Teilnehmer: Keller Ruedi, Steinegger Albert, Gresch Claudia, Wälti Marcel, Romer Brigitte, Ast Josef, Ast Nadine, Vanomsen Verena, Züger Jean, Hegner Robert, Abt Sonja, Abt Stefan, Matthews-Mühlebach Daniela, Huber Christine, Weber Regula, Frischknecht Peter

Leiter: Fredi Romer

 
Durchgeführte Touren im Überblick
  • Samstag, 25. Feb.: Einlauftour bei Zuoz
  • Sonntag, 26. Feb.: Piz Arpiglia, 2765 m („ Monte Scilacci“)
  • Montag, 27. Feb.: Belvair, 2822 m (Machte seinem Namen alle Ehre)
  • Dienstag, 28. Feb.: Piz Minor, 3049 m (Minor, nicht Midor, besser als die Migros)
 

Nun sitz ich hier am Tag danach vor dem iMac und sollte mehr oder weniger freiwillig über diese herrlichen, erlebnisreichen Skitourentage berichten. Ich beginne mit dem Dank an Fredi Romer für das Organisieren und die kompetente, kameradschaftliche Leitung dieser Tourentage. Lieber Fredi, deine wetter- und schneeverhältnisbedingte, rollende Planung hat uns sicher die optimal möglichsten auf unsere grosse Gruppe angepassten Touren beschert. Alles ging unfallfrei und ohne grosse Leiden, dafür mit vielen Juchzern in den Pulverschneehängen über die Bühne der Engadiner Pizes. Sie bleibt sicher jedem Teilnehmer in bester SAC-Tourenerinnerung und die eine oder andere Begebenheit wird auch noch anhaltend nachwirken.

Ein herzlicher Dank geht auch an Claudia Gresch und Peter Frischknecht für ihre Mithilfe während der Touren sowie an die Allgäuer-Connection Herta und Josef Ferdinand Maria Kassel für ihre Insidertourentipps und ihr unvergessliches Dabeisein.
 
Samstag, 25. Februar 2006

Neblig und heimtückische Schneeverhältnisse am Südhang

Die gemeinsame Anreise nach S-chanf mit gefüllten Privatautos verlief problemlos und zügig.
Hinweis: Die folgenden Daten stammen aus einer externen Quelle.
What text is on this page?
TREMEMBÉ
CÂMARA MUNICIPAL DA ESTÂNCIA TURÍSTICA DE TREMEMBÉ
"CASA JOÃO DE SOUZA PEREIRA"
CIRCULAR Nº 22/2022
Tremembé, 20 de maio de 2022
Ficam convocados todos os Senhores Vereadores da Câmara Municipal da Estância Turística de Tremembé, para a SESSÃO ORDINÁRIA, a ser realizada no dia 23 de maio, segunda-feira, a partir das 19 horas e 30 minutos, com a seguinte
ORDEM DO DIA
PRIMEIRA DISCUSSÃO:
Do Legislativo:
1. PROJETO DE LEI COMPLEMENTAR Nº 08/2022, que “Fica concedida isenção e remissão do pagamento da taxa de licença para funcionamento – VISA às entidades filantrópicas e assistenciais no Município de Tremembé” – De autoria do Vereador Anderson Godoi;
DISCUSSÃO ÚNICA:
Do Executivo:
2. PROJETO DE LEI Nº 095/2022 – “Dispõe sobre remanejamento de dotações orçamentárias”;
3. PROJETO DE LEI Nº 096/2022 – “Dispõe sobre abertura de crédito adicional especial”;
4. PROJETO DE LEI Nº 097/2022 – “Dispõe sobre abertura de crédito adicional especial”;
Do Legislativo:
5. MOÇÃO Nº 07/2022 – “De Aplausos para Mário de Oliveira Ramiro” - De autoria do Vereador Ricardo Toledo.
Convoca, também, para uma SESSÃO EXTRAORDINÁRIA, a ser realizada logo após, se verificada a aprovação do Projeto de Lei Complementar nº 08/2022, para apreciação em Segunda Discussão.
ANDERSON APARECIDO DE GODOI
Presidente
Zu diesem Zeitpunkt wussten wir noch nicht, dass der Skilift die längste Etappe unserer bevorstehenden Tagestour sein sollte.
Nachdem einige übereifrige ihre Probleme mit den Fellen gelöst hatten, stapften wir in leichtem Schneetreiben unter hochnebelverhülltem Himmel zum obersten Skilift hoch.
Für Fr. 15.- beförderte uns dieser schon ein schönes Stück Richtung erstem Gipfel.
Lange sollte sich aber unsere zweigeteilte Tourenfahrerschlange nicht Richtung Gipfel bewegen, denn zahlreiche „Wumm-Geräusche“ (der Schnee stöhnte unheimlich und von mir so noch nie wahrgenommen) veranlassten den Leiter zur Umkehr. Die vielen Schneerutsche, die wir andern Tags an den Hängen beobachten konnten, belegten eindrücklich die Richtigkeit dieses Entscheides.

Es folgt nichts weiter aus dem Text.